Wednesday, February 26, 2020
I want this for him. "No matter what our relationship ends up, I want to have us be great friends who are there for each other and upon whom we can depend. I have such a strong protective feeling for him/you. I mean, I love you to the end, but I will be whomever you need. I want to live, so I can take care of you. It is all I need. I will never have you out of my mind. You are eternally loved. By me."
I wish he would look at my x-rays and ultrasound(s) so he could have input as to if they could be lipedema lumps.
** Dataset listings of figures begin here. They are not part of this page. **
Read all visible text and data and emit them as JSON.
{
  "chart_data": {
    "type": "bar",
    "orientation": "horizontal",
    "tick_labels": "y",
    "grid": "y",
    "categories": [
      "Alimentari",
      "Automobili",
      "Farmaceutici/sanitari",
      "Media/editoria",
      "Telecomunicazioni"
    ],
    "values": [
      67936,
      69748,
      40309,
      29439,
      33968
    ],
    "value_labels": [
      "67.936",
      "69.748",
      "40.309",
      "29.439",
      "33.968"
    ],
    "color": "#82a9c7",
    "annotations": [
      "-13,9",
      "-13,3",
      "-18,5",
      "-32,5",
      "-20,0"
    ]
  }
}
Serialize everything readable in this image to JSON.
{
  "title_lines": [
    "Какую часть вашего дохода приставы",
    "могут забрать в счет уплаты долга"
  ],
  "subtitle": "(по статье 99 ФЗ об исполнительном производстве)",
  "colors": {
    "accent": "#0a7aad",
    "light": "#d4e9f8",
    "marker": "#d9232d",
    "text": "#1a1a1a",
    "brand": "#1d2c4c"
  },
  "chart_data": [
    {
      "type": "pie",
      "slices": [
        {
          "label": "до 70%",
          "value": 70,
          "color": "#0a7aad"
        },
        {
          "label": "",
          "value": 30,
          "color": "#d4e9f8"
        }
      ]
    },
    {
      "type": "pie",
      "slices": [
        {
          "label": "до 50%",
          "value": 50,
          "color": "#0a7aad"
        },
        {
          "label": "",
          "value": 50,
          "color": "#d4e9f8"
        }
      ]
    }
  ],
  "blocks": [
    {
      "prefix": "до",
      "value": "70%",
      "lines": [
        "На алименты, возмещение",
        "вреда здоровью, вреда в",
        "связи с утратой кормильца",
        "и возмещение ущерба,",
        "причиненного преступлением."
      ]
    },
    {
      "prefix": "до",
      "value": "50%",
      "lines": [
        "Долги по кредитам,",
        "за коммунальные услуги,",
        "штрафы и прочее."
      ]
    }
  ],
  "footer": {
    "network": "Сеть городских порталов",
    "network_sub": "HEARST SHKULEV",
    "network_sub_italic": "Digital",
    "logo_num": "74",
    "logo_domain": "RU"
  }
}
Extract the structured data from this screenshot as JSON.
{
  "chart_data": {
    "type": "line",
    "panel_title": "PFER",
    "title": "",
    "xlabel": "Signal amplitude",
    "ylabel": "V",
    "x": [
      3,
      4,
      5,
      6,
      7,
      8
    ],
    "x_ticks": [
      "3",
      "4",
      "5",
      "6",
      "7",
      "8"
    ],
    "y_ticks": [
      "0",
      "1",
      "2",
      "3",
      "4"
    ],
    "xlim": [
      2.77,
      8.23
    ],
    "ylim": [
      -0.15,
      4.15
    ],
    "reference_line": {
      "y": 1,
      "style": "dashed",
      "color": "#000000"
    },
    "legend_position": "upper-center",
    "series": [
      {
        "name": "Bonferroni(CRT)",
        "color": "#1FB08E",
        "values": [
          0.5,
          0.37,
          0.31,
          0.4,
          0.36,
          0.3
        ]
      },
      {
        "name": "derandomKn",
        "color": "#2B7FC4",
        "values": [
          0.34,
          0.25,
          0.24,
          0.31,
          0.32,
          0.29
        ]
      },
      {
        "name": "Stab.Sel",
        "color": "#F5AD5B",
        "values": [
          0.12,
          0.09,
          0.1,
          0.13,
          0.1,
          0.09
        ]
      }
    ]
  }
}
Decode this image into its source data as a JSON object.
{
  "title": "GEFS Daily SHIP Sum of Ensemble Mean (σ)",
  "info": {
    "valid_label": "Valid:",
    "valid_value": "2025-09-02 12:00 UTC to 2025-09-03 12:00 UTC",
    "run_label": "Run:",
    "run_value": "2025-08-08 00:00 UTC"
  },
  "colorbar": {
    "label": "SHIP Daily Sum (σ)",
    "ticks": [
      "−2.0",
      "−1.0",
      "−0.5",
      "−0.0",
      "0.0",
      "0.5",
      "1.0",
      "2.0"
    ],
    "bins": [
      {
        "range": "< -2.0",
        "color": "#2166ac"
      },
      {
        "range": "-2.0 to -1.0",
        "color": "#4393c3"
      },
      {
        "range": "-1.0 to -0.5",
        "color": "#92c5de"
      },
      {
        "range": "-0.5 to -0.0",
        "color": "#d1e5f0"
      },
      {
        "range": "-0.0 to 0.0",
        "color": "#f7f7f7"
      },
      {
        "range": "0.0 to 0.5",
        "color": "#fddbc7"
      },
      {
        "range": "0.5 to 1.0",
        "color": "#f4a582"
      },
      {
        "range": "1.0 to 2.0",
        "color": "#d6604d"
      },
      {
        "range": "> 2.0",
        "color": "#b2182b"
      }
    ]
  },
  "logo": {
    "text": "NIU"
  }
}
Tuesday, February 25, 2020
My phone message to Dr. L (re contempt) was out of concern for the fact that I was worried for his safety because of all the forging of his signature I had noticed. It made me realize it was identity theft many times over and could have serious implications of harm for him. I knew it could result in my garnering a false contempt charge, but I had to take that risk to warn him to keep him safe. I would give my life to save his. He is much more valuable to the world than myself, plus he means that much to me. If that is something that deserves jail, then so be it, but the original R.O. was false. I proved it. Let your conscience guide you. I am a senior widow with breast cancer. Just finish me off. I have been so brutalized, I am basically dead already. Just take a gun and shoot me, five years of this had been slow, agonizing torture, even Amnesty international would be stunned by what I have endured. It could not be recognized as humane and now cancer. How is that for a kick in the crotch?
Please, you have been so kind to me and you have protected him, could you ask him to please put me in his protective care? He is the one I trust and love so very much and has been there for me, just as have you. This is just a very special need for his help and your Heavenly guidance. Bless you and thank you so very much.